问题描述
(base) lou@lou-dell:~/6.5840/src/main$ bash test-mr.sh
*** Starting wc test.
--- wc test: PASS
*** Starting indexer test.
--- indexer test: PASS
*** Starting map parallelism test.
--- map parallelism test: PASS
*** Starting reduce parallelism test.
--- reduce parallelism test: PASS
*** Starting job count test.
--- job count test: PASS
*** Starting early exit test.
sort: cannot read: 'mr-out*': No such file or directory
cmp: EOF on mr-wc-all-initial which is empty
--- output changed after first worker exited
--- early exit test: FAIL
*** Starting crash test.
--- crash test: PASS
*** FAILED SOME TESTS
这里发生了sort: cannot read: 'mr-out*': No such file or directory的错误
通过分析发现是cmp命令在比较文件时,发现文件mr-wc-all-initial是空的,导致EOF(文件结尾)错误。
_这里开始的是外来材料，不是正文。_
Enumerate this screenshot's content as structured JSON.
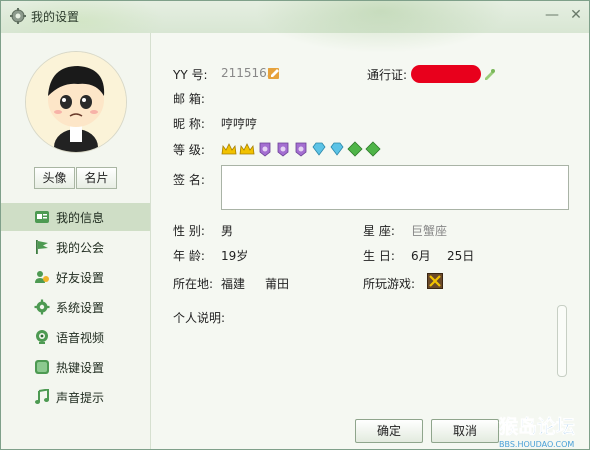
{
  "window": {
    "title": "我的设置",
    "minimize_glyph": "—",
    "close_glyph": "✕"
  },
  "sidebar": {
    "avatar_button": "头像",
    "card_button": "名片",
    "items": [
      {
        "label": "我的信息",
        "icon": "id-card-icon",
        "active": true
      },
      {
        "label": "我的公会",
        "icon": "flag-icon",
        "active": false
      },
      {
        "label": "好友设置",
        "icon": "friends-icon",
        "active": false
      },
      {
        "label": "系统设置",
        "icon": "gear-icon",
        "active": false
      },
      {
        "label": "语音视频",
        "icon": "webcam-icon",
        "active": false
      },
      {
        "label": "热键设置",
        "icon": "hotkey-icon",
        "active": false
      },
      {
        "label": "声音提示",
        "icon": "music-note-icon",
        "active": false
      }
    ]
  },
  "profile": {
    "yy_label": "YY 号:",
    "yy_value": "2115163",
    "passport_label": "通行证:",
    "email_label": "邮  箱:",
    "email_value": "",
    "nickname_label": "昵  称:",
    "nickname_value": "哼哼哼",
    "level_label": "等  级:",
    "level_badges": [
      "crown-icon",
      "crown-icon",
      "purple-medal-icon",
      "purple-medal-icon",
      "purple-medal-icon",
      "blue-diamond-icon",
      "blue-diamond-icon",
      "green-leaf-icon",
      "green-leaf-icon"
    ],
    "signature_label": "签  名:",
    "signature_value": "",
    "gender_label": "性  别:",
    "gender_value": "男",
    "zodiac_label": "星  座:",
    "zodiac_value": "巨蟹座",
    "age_label": "年  龄:",
    "age_value": "19岁",
    "birthday_label": "生  日:",
    "birthday_month": "6月",
    "birthday_day": "25日",
    "location_label": "所在地:",
    "location_province": "福建",
    "location_city": "莆田",
    "games_label": "所玩游戏:",
    "bio_label": "个人说明:",
    "bio_value": ""
  },
  "buttons": {
    "ok": "确定",
    "cancel": "取消"
  },
  "watermark": {
    "main": "猴岛论坛",
    "url": "BBS.HOUDAO.COM"
  },
  "colors": {
    "accent_green": "#cfdec6",
    "redaction": "#e8001c"
  }
}
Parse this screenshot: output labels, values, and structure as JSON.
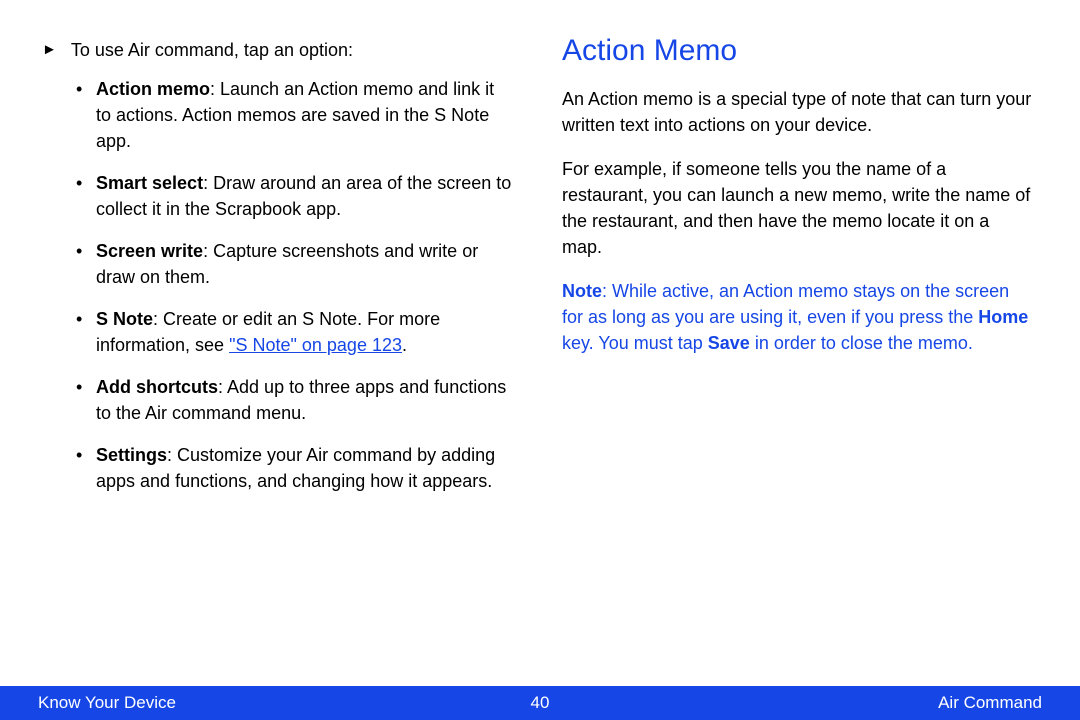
{
  "left": {
    "intro": "To use Air command, tap an option:",
    "pointer": "►",
    "items": [
      {
        "label": "Action memo",
        "text": ": Launch an Action memo and link it to actions. Action memos are saved in the S Note app."
      },
      {
        "label": "Smart select",
        "text": ": Draw around an area of the screen to collect it in the Scrapbook app."
      },
      {
        "label": "Screen write",
        "text": ": Capture screenshots and write or draw on them."
      },
      {
        "label": "S Note",
        "text_before": ": Create or edit an S Note. For more information, see ",
        "link_text": "\"S Note\" on page 123",
        "text_after": "."
      },
      {
        "label": "Add shortcuts",
        "text": ": Add up to three apps and functions to the Air command menu."
      },
      {
        "label": "Settings",
        "text": ": Customize your Air command by adding apps and functions, and changing how it appears."
      }
    ]
  },
  "right": {
    "heading": "Action Memo",
    "para1": "An Action memo is a special type of note that can turn your written text into actions on your device.",
    "para2": "For example, if someone tells you the name of a restaurant, you can launch a new memo, write the name of the restaurant, and then have the memo locate it on a map.",
    "note": {
      "label": "Note",
      "seg1": ": While active, an Action memo stays on the screen for as long as you are using it, even if you press the ",
      "home": "Home",
      "seg2": " key. You must tap ",
      "save": "Save",
      "seg3": " in order to close the memo."
    }
  },
  "footer": {
    "left": "Know Your Device",
    "center": "40",
    "right": "Air Command"
  }
}
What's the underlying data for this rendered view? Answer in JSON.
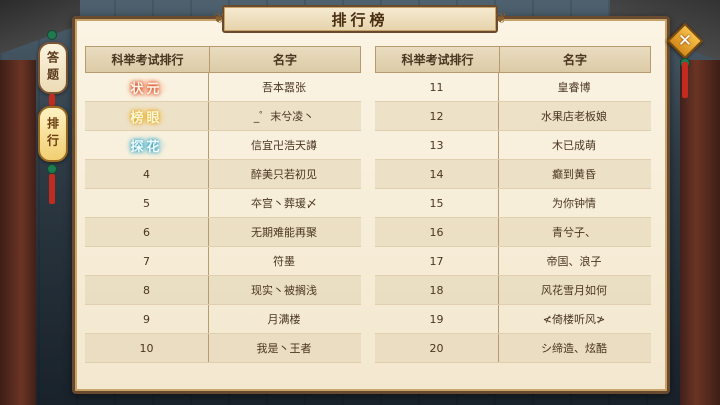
{
  "title": "排行榜",
  "tabs": [
    {
      "label": "答题",
      "active": false
    },
    {
      "label": "排行",
      "active": true
    }
  ],
  "close_icon": "close-x-icon",
  "headers": {
    "rank": "科举考试排行",
    "name": "名字"
  },
  "left_rows": [
    {
      "rank": "状元",
      "name": "吾本嚣张",
      "badge": "b1"
    },
    {
      "rank": "榜眼",
      "name": "_゜末兮凌丶",
      "badge": "b2"
    },
    {
      "rank": "探花",
      "name": "信宜卍浩天譐",
      "badge": "b3"
    },
    {
      "rank": "4",
      "name": "醉美只若初见"
    },
    {
      "rank": "5",
      "name": "夲宫丶葬瑗〆"
    },
    {
      "rank": "6",
      "name": "无期难能再聚"
    },
    {
      "rank": "7",
      "name": "符墨"
    },
    {
      "rank": "8",
      "name": "现实丶被搁浅"
    },
    {
      "rank": "9",
      "name": "月满楼"
    },
    {
      "rank": "10",
      "name": "我是丶王者"
    }
  ],
  "right_rows": [
    {
      "rank": "11",
      "name": "皇睿博"
    },
    {
      "rank": "12",
      "name": "水果店老板娘"
    },
    {
      "rank": "13",
      "name": "木已成萌"
    },
    {
      "rank": "14",
      "name": "癫到黄昏"
    },
    {
      "rank": "15",
      "name": "为你钟情"
    },
    {
      "rank": "16",
      "name": "青兮子、"
    },
    {
      "rank": "17",
      "name": "帝国、浪子"
    },
    {
      "rank": "18",
      "name": "风花雪月如何"
    },
    {
      "rank": "19",
      "name": "≮倚楼听风≯"
    },
    {
      "rank": "20",
      "name": "シ缔造、炫酷"
    }
  ]
}
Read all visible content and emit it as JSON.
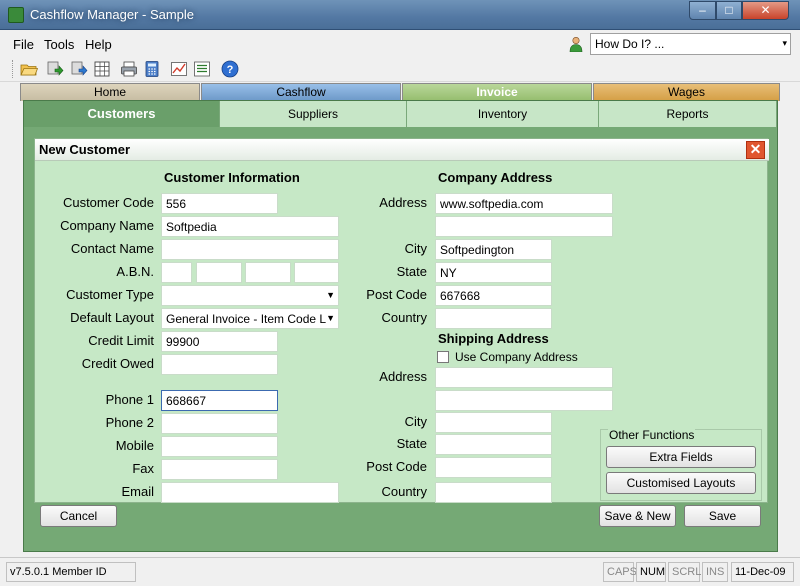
{
  "window": {
    "title": "Cashflow Manager - Sample",
    "minimize": "–",
    "maximize": "□",
    "close": "✕"
  },
  "menu": [
    "File",
    "Tools",
    "Help"
  ],
  "howdoi": {
    "text": "How Do I? ...",
    "arrow": "▾"
  },
  "toolbar": {
    "icons": [
      "open-folder-icon",
      "green-arrow-icon",
      "green-arrow-alt-icon",
      "grid-icon",
      "separator",
      "print-icon",
      "calculator-icon",
      "separator",
      "chart-icon",
      "list-icon",
      "separator",
      "help-icon"
    ]
  },
  "tabs": [
    {
      "label": "Home",
      "color": "#ccc2a8"
    },
    {
      "label": "Cashflow",
      "color": "#7ba7d6"
    },
    {
      "label": "Invoice",
      "color": "#a5c783"
    },
    {
      "label": "Wages",
      "color": "#d9a95a"
    }
  ],
  "subtabs": [
    "Customers",
    "Suppliers",
    "Inventory",
    "Reports"
  ],
  "panel": {
    "title": "New Customer",
    "close": "✕"
  },
  "customer_info": {
    "heading": "Customer Information",
    "customer_code": {
      "label": "Customer Code",
      "value": "556"
    },
    "company_name": {
      "label": "Company Name",
      "value": "Softpedia"
    },
    "contact_name": {
      "label": "Contact Name",
      "value": ""
    },
    "abn": {
      "label": "A.B.N."
    },
    "customer_type": {
      "label": "Customer Type",
      "value": ""
    },
    "default_layout": {
      "label": "Default Layout",
      "value": "General Invoice - Item Code L"
    },
    "credit_limit": {
      "label": "Credit Limit",
      "value": "99900"
    },
    "credit_owed": {
      "label": "Credit Owed",
      "value": ""
    },
    "phone1": {
      "label": "Phone 1",
      "value": "668667"
    },
    "phone2": {
      "label": "Phone 2",
      "value": ""
    },
    "mobile": {
      "label": "Mobile",
      "value": ""
    },
    "fax": {
      "label": "Fax",
      "value": ""
    },
    "email": {
      "label": "Email",
      "value": ""
    }
  },
  "company_address": {
    "heading": "Company Address",
    "address": {
      "label": "Address",
      "line1": "www.softpedia.com",
      "line2": ""
    },
    "city": {
      "label": "City",
      "value": "Softpedington"
    },
    "state": {
      "label": "State",
      "value": "NY"
    },
    "post_code": {
      "label": "Post Code",
      "value": "667668"
    },
    "country": {
      "label": "Country",
      "value": ""
    }
  },
  "shipping_address": {
    "heading": "Shipping Address",
    "use_company": "Use Company Address",
    "address": {
      "label": "Address"
    },
    "city": {
      "label": "City"
    },
    "state": {
      "label": "State"
    },
    "post_code": {
      "label": "Post Code"
    },
    "country": {
      "label": "Country"
    }
  },
  "other_functions": {
    "label": "Other Functions",
    "extra_fields": "Extra Fields",
    "customised_layouts": "Customised Layouts"
  },
  "buttons": {
    "cancel": "Cancel",
    "save_new": "Save & New",
    "save": "Save"
  },
  "status": {
    "version": "v7.5.0.1 Member ID",
    "caps": "CAPS",
    "num": "NUM",
    "scrl": "SCRL",
    "ins": "INS",
    "date": "11-Dec-09"
  }
}
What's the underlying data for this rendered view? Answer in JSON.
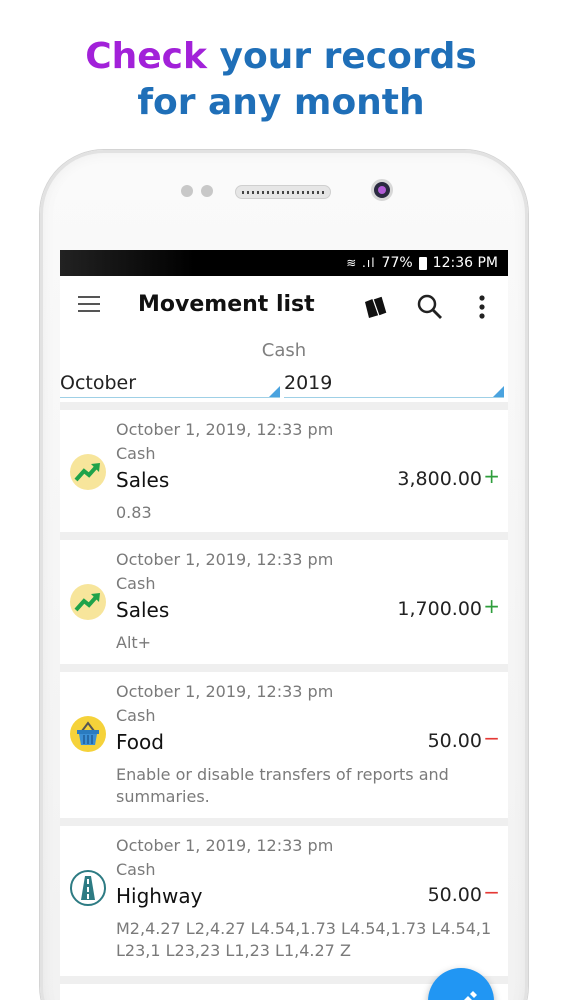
{
  "promo": {
    "headline_accent": "Check",
    "headline_line1_rest": " your records",
    "headline_line2": "for any month"
  },
  "status_bar": {
    "battery": "77%",
    "time": "12:36 PM"
  },
  "app_bar": {
    "title": "Movement list"
  },
  "filter": {
    "account": "Cash",
    "month": "October",
    "year": "2019"
  },
  "movements": [
    {
      "date": "October 1,  2019, 12:33 pm",
      "account": "Cash",
      "category": "Sales",
      "amount": "3,800.00",
      "sign": "+",
      "note": "0.83",
      "icon": "trend-up-icon"
    },
    {
      "date": "October 1,  2019, 12:33 pm",
      "account": "Cash",
      "category": "Sales",
      "amount": "1,700.00",
      "sign": "+",
      "note": "Alt+",
      "icon": "trend-up-icon"
    },
    {
      "date": "October 1,  2019, 12:33 pm",
      "account": "Cash",
      "category": "Food",
      "amount": "50.00",
      "sign": "−",
      "note": "Enable or disable transfers of reports and summaries.",
      "icon": "basket-icon"
    },
    {
      "date": "October 1,  2019, 12:33 pm",
      "account": "Cash",
      "category": "Highway",
      "amount": "50.00",
      "sign": "−",
      "note": "M2,4.27 L2,4.27 L4.54,1.73 L4.54,1.73 L4.54,1 L23,1 L23,23 L1,23 L1,4.27 Z",
      "icon": "road-icon"
    }
  ],
  "colors": {
    "accent": "#a221d9",
    "headline": "#1f6fb8",
    "fab": "#2196f3",
    "income": "#2e9e3c",
    "expense": "#e53935"
  }
}
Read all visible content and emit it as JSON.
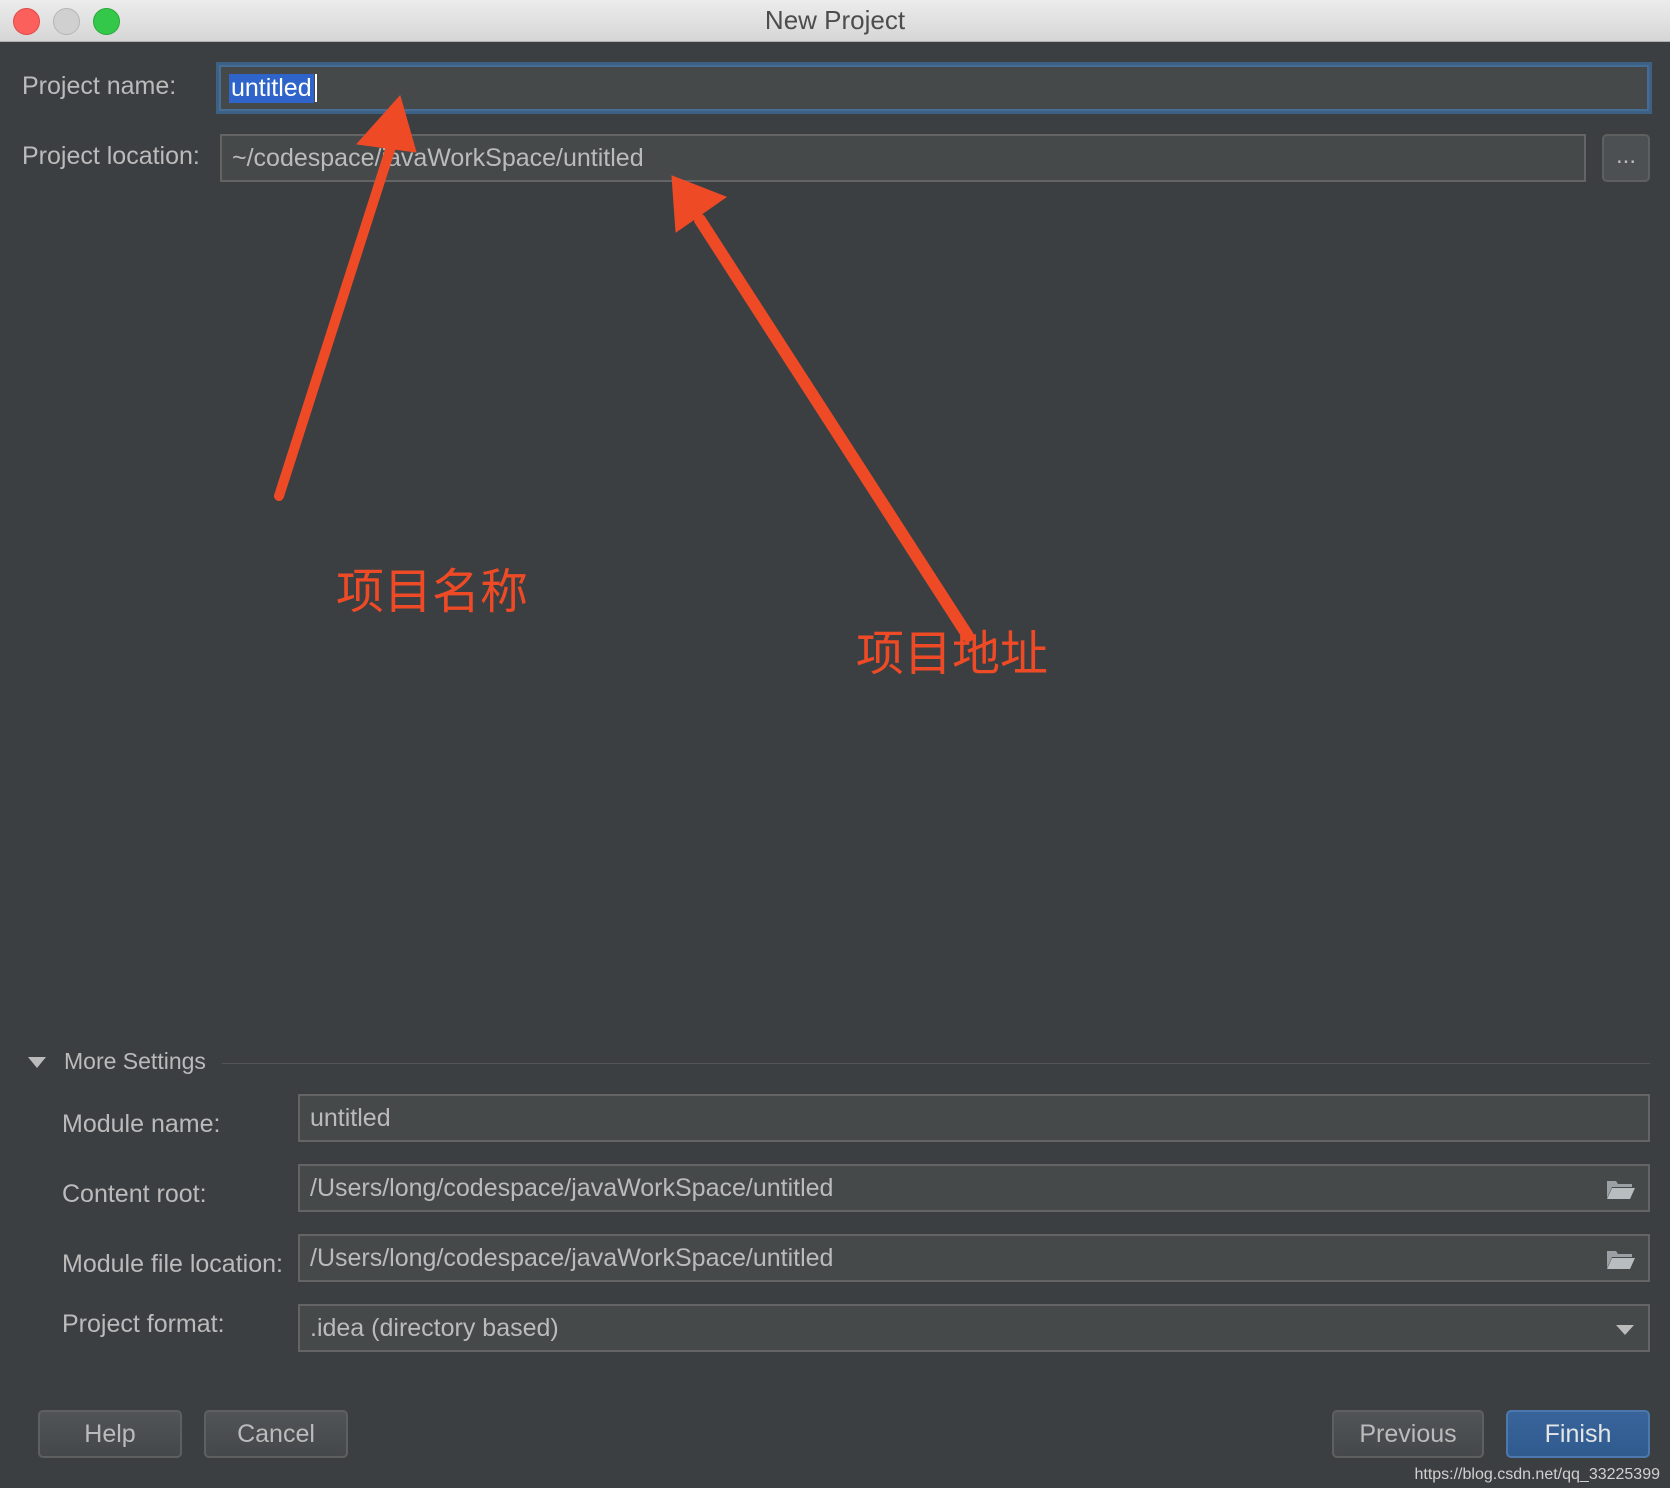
{
  "window": {
    "title": "New Project"
  },
  "form": {
    "project_name_label": "Project name:",
    "project_name_value": "untitled",
    "project_location_label": "Project location:",
    "project_location_value": "~/codespace/javaWorkSpace/untitled",
    "browse_label": "..."
  },
  "more_settings": {
    "title": "More Settings",
    "module_name_label": "Module name:",
    "module_name_value": "untitled",
    "content_root_label": "Content root:",
    "content_root_value": "/Users/long/codespace/javaWorkSpace/untitled",
    "module_file_location_label": "Module file location:",
    "module_file_location_value": "/Users/long/codespace/javaWorkSpace/untitled",
    "project_format_label": "Project format:",
    "project_format_value": ".idea (directory based)"
  },
  "buttons": {
    "help": "Help",
    "cancel": "Cancel",
    "previous": "Previous",
    "finish": "Finish"
  },
  "annotations": {
    "project_name_note": "项目名称",
    "project_location_note": "项目地址"
  },
  "watermark": "https://blog.csdn.net/qq_33225399",
  "colors": {
    "background": "#3c3f41",
    "field_bg": "#45494a",
    "selection": "#2f65ca",
    "primary_button": "#2f5b8f",
    "annotation": "#ef4a26"
  },
  "icons": [
    "close-window-icon",
    "minimize-window-icon",
    "zoom-window-icon",
    "folder-icon",
    "dropdown-arrow-icon",
    "collapse-triangle-icon"
  ]
}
这通常表明在生成mr-wc-all-initial文件时,没有任何内容被写入,可能是因为mr-out*文件没有生成或内容为空。
通过查看测试使用的mapf和reducef方法,该测试的流程是,在Reduce函数中,对于包含“sherlock”或“tom”的key,会进行长达3秒的休眠(time.Sleep(time.Duration(3 * time.Second)))。这就会导致有些已经执行完成了reducef任务,但个别任务还没有执行完成。
解决方法就是,添加一个等待的状态,waiting状态允许worker在等待新任务时保持活跃,而不是立即退出。也就不会导致early exit时出错。
参考代码
// main/mrworker.go calls this function.
func Worker(mapf func(string, string) []KeyValue,
reducef func(string, []string) string) {
// Your worker implementation here.
// uncomment to send the Example RPC to the coordinator.
//CallExample()
for {
task := RequestTask()
if task.TaskType == "map" {
DoMapTask(task, mapf)
} else if task.TaskType == "reduce" {
DoReduceTask(task, reducef)
} else if task.TaskType == "waiting" {
// 添加一个等待的状态
time.Sleep(time.Second * 3)
} else if task.TaskType == "exit" {
break
}
ReportTaskCompletion(task)
time.Sleep(time.Second) // 避免忙等待
}
}
// coordinator.go
// Your code here -- RPC handlers for the worker to call.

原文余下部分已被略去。